Wadia Ghandy & Company
- No. of offices: 5
- Major practice areas: General practice, Banking & Finance, Private Equity & Investments, Mergers & Acquisitions, Real Estate, Aviation, Media, Intellectual Property, Information Technology, Confidentiality & Privacy, Foreign Investment & Exchange Control, Insurance, Alternative Dispute Resolution, Capital Markets & Securities, Infrastructure, Insurance, General Corporate and Anti-Trust Laws
- Key people: Hamid Moochala, Ashish Ahuja, Marylou Bilawala, Bindi Dave, Dhawal Mehta, Denzil Arambhan, Shabnum Kajiji, Fariyal Tahseen, Nihas Basheer, Gopal Bankar, Gaurav Gopal, Nitesh Ranavat, Suraj Juneja, Krishna Moorthy, Dhruv Khanna, Rohini Verma, Pranaya Goyal, Akshay Gandhi, Aarish Dhunjibhoy, Anubhav Agarwal, Anant Kaushik, Pradeep Bakhru, Sharleen Lobo, Ieshan Sinha
- Revenue: $
- Date founded: 29 November 1883

= Wadia Ghandy & Company =

Wadia Ghandy & Co., is one of the oldest law firms of India.
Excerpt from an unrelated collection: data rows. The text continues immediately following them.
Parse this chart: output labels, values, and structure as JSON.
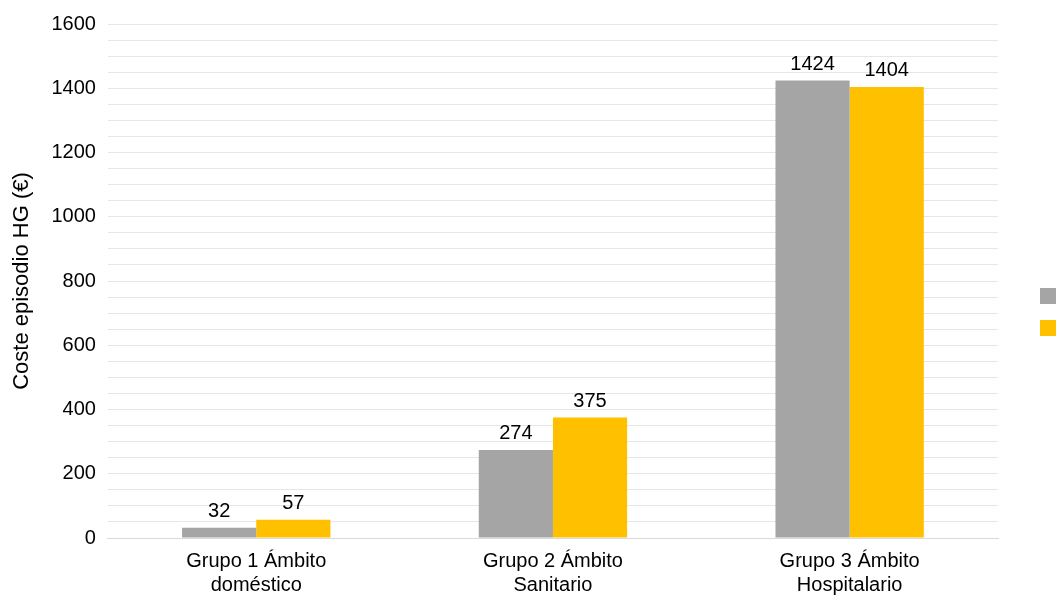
{
  "chart_data": {
    "type": "bar",
    "ylabel": "Coste episodio HG (€)",
    "categories": [
      "Grupo 1 Ámbito doméstico",
      "Grupo 2 Ámbito Sanitario",
      "Grupo 3 Ámbito Hospitalario"
    ],
    "series": [
      {
        "color": "#a5a5a5",
        "values": [
          32,
          274,
          1424
        ]
      },
      {
        "color": "#ffc000",
        "values": [
          57,
          375,
          1404
        ]
      }
    ],
    "ylim": [
      0,
      1600
    ],
    "yticks": [
      0,
      {
        "value": 50,
        "label": null
      },
      {
        "value": 100,
        "label": null
      },
      {
        "value": 150,
        "label": null
      },
      200,
      {
        "value": 250,
        "label": null
      },
      {
        "value": 300,
        "label": null
      },
      {
        "value": 350,
        "label": null
      },
      400,
      {
        "value": 450,
        "label": null
      },
      {
        "value": 500,
        "label": null
      },
      {
        "value": 550,
        "label": null
      },
      600,
      {
        "value": 650,
        "label": null
      },
      {
        "value": 700,
        "label": null
      },
      {
        "value": 750,
        "label": null
      },
      800,
      {
        "value": 850,
        "label": null
      },
      {
        "value": 900,
        "label": null
      },
      {
        "value": 950,
        "label": null
      },
      1000,
      {
        "value": 1050,
        "label": null
      },
      {
        "value": 1100,
        "label": null
      },
      {
        "value": 1150,
        "label": null
      },
      1200,
      {
        "value": 1250,
        "label": null
      },
      {
        "value": 1300,
        "label": null
      },
      {
        "value": 1350,
        "label": null
      },
      1400,
      {
        "value": 1450,
        "label": null
      },
      {
        "value": 1500,
        "label": null
      },
      {
        "value": 1550,
        "label": null
      },
      1600
    ],
    "grid": true,
    "data_labels": true
  }
}
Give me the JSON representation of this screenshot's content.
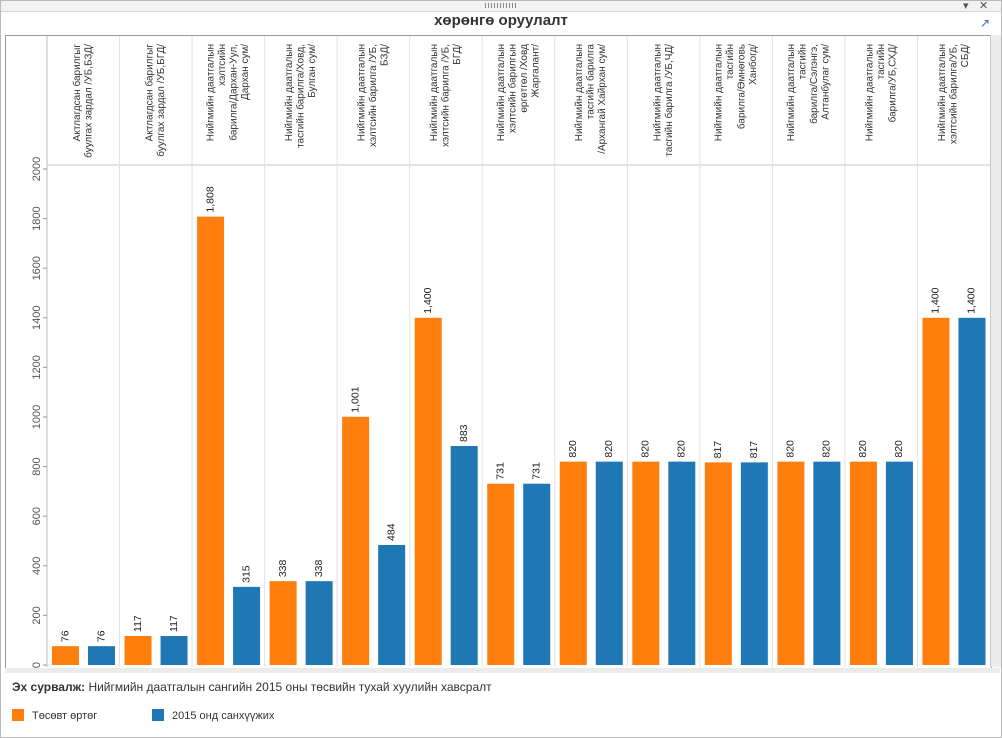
{
  "window": {
    "title": "хөрөнгө оруулалт",
    "popout_icon": "popout-icon",
    "menu_icon": "dropdown-arrow-icon",
    "close_icon": "close-icon"
  },
  "source": {
    "label": "Эх сурвалж:",
    "text": "Нийгмийн даатгалын сангийн 2015 оны төсвийн тухай хуулийн хавсралт"
  },
  "colors": {
    "planned": "#ff7f0e",
    "funded": "#1f77b4"
  },
  "chart_data": {
    "type": "bar",
    "title": "хөрөнгө оруулалт",
    "ylim": [
      0,
      2000
    ],
    "yticks": [
      0,
      200,
      400,
      600,
      800,
      1000,
      1200,
      1400,
      1600,
      1800,
      2000
    ],
    "grid": false,
    "legend_position": "bottom-left",
    "categories": [
      [
        "Актлагдсан барилгыг",
        "буулгах зардал /УБ,БЗД/"
      ],
      [
        "Актлагдсан барилгыг",
        "буулгах зардал /УБ,БГД/"
      ],
      [
        "Нийгмийн даатгалын",
        "хэлтсийн",
        "барилга/Дархан-Уул,",
        "Дархан сум/"
      ],
      [
        "Нийгмийн даатгалын",
        "тасгийн барилга/Ховд,",
        "Булган сум/"
      ],
      [
        "Нийгмийн даатгалын",
        "хэлтсийн барилга /УБ,",
        "БЗД/"
      ],
      [
        "Нийгмийн даатгалын",
        "хэлтсийн барилга /УБ,",
        "БГД/"
      ],
      [
        "Нийгмийн даатгалын",
        "хэлтсийн барилгын",
        "өргөтгөл /Ховд",
        "Жаргалант/"
      ],
      [
        "Нийгмийн даатгалын",
        "тасгийн барилга",
        "/Архангай Хайрхан сум/"
      ],
      [
        "Нийгмийн даатгалын",
        "тасгийн барилга /УБ,ЧД/"
      ],
      [
        "Нийгмийн даатгалын",
        "тасгийн",
        "барилга/Өмнөговь",
        "Ханбогд/"
      ],
      [
        "Нийгмийн даатгалын",
        "тасгийн",
        "барилга/Сэлэнгэ,",
        "Алтанбулаг сум/"
      ],
      [
        "Нийгмийн даатгалын",
        "тасгийн",
        "барилга/УБ,СХД/"
      ],
      [
        "Нийгмийн даатгалын",
        "хэлтсийн барилга/УБ,",
        "СБД/"
      ]
    ],
    "series": [
      {
        "name": "Төсөвт өртөг",
        "color": "#ff7f0e",
        "values": [
          76,
          117,
          1808,
          338,
          1001,
          1400,
          731,
          820,
          820,
          817,
          820,
          820,
          1400
        ],
        "labels": [
          "76",
          "117",
          "1,808",
          "338",
          "1,001",
          "1,400",
          "731",
          "820",
          "820",
          "817",
          "820",
          "820",
          "1,400"
        ]
      },
      {
        "name": "2015 онд санхүүжих",
        "color": "#1f77b4",
        "values": [
          76,
          117,
          315,
          338,
          484,
          883,
          731,
          820,
          820,
          817,
          820,
          820,
          1400
        ],
        "labels": [
          "76",
          "117",
          "315",
          "338",
          "484",
          "883",
          "731",
          "820",
          "820",
          "817",
          "820",
          "820",
          "1,400"
        ]
      }
    ]
  }
}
It was founded on 29 November 1883 with an office in what was then Bombay. Presently, the main office of the firm is located at the Fort area of Mumbai spread across five floors in two buildings (N.M. Wadia Building and Kalpataru Heritage Building) adjacent to each other. It currently holds offices at Ahmedabad, Delhi, Mumbai, Pune, Jaipur and Bangalore. While it is a full service firm with partners across practice areas, it has well recognised and market leading litigation, real estate, aviation, estate planning, private equity, general corporate, intellectual property, competition and banking teams.

==History==
The law firm was started by Framji Rustomji Wadia and Jiwaji Dinshaw Ghandy in the 1880s. The firm's "managing clerk," Ardeshir Jamshedji Chanji Mistry published memoirs of its history in 1911 and 1925, along with memoirs of the Bombay High Court in 1925. These remain rare and valuable "primary source" accounts of the everyday life of the firm and Indian legal profession at the turn of the twentieth century. Despite losing one of their senior partners Anand Bhatt in the 2008 Mumbai terrorist attack, the firm has continued to prosper. In May 2024, Wadia Ghandy & Co. was awarded in the Aviation category at the Indian Law Firm Awards 2024 by the India Business Law Journal.

==Structure==
Wadia Ghandy is a partnership firm comprising more than 60 partners who sit in the offices spread across six cities of India. For offices other than the Mumbai office, there are junior resident partners and the partners of Mumbai have cross-partnerships in such local offices. Currently the position of managing partner of the firm is shared between the senior partners Ashish Ahuja, Dhawal Mehta, Shabnum Kajiji, Marylou Bilawala and Bindi Dave, whereas Mr. Nihas Basheer and Mr. Denzil Arambhan are the deputy managing partners.

==Articleship programme==
The firm is well known for its article-ship training programme which is similar to the one followed in U.K (Solicitor trainee). It is a three-year programme whereby an articled clerk is assigned to a department for a year and rotated at the end of each year (Conveyancing, Corporate, Litigation; not in particular order) and thereby providing holistic training. the firm follows three round process in selecting articled clerks wherein the first round consists of shortlisting candidates on the basis of their C.V., selected candidates then proceed to the second round which consists of personal interview with the head of H.R and then the candidates selected from the second round proceed to the third round which consists of personal interview with a senior partner.